I wanted to share these words today, because whether we are focusing on vulnerable children, on youth at risk, on the role of women, on kaumātua health and wellbeing – the issues may be slightly different, but the solutions and approaches are the same.


Ngāi Tahu academic, Dr Khyla Russell, has reminded us about the importance of identity, connection, belonging, as the greatest asset available to us.   She said:


“For me, the new poverty isn’t necessarily anything to do with social order or fiscal order or any of those other things.  It’s about the poverty of not being able to lead the kind of life that you would ideally like to”.

Here in the embrace of Tūhuru – we are blessed with an incredible series of pou which through their colours, green, blue, red, black encourage that connection to the DNA of Mamoe, Waitaha, Wairangi, Ngāi Tahu.


Leading the life we want is to restore to ourselves the permission, the opportunity to define what whānau ora is; to know that the solutions lie within; to recognise that leadership resides in every whānau, in every home.

The speakers before me talked about how to manage a complex myriad of medicines, to organise your prescriptions, but one thing they missed was the wonder of whānau as your strongest health advocates.

It might be as simple as sons and daughters accompanying their grandparents to the hospital, to invest in a whānau wide treatment plan.

It could be about mokopuna and taua and pōua planning out a series of hīkoi to focus on health and fitness, while at the same time learning about their landscape, taking up the opportunity for cultural mapping of their tribal stories and sacred places.
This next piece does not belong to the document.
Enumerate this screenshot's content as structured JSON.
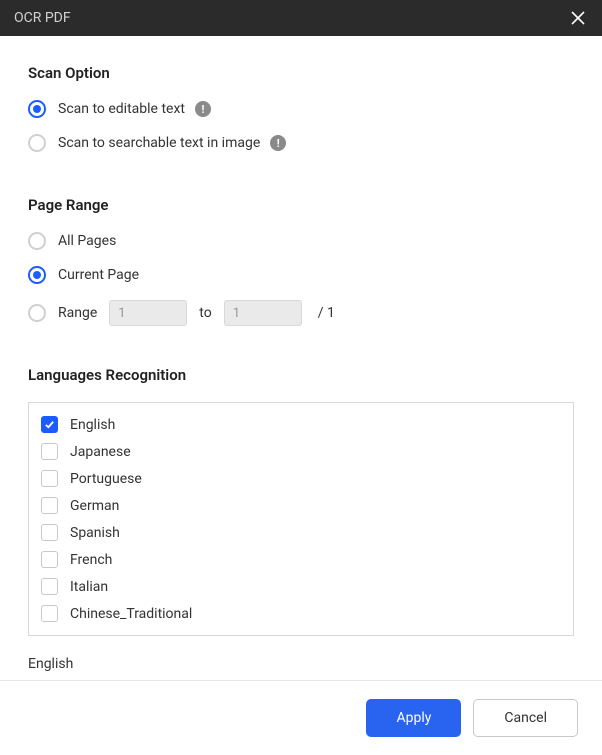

It might require a consult with a specialist dietician to look at the meals we are making in the family home; to ensure that we invest in long life.

It must be about exercising that scrutiny to ensure our elders are not exposed to exploitation, to neglect, to abuse.  No abuse, no violence is ever acceptable.

And most importantly it is about remembering that health and wellbeing are intricately associated to a sense of meaningful contribution.


And I want to end with one of the highlights of my year last year, was following a koroua in his 90s, as he proudly shared with me the fruits of his garden.   The joy on his face as he showed me his silverbeet, his pumpkins, his taewa, was all about the fact that those vegetables were now the staple source of kai for his marae just across the road.

Here in the Coast, we have a wonderful project associated with Te Ha o Kawatiri, which Matua Ned, Whaea Barb and Gina-Lee are associated with – and that is the creation of a community garden.

That is Whānau Ora – when the health and vitality of the whānau are intimately connected to the health and vitality of one of their elders; when the knowledge and the skills he had to share would nurture the generations to come.

When manaakitanga and whanaungatanga are seen as the hallmarks of chieftainship; when rangatiratanga is expressed through weaving the people together; when the sustenance of future generations is given meaning through the leadership of their elders.

Tēnā koutou katoa o tātou kaiārahi – for your guidance, your inspiration and your vision – may we all live up to the standards you set for us.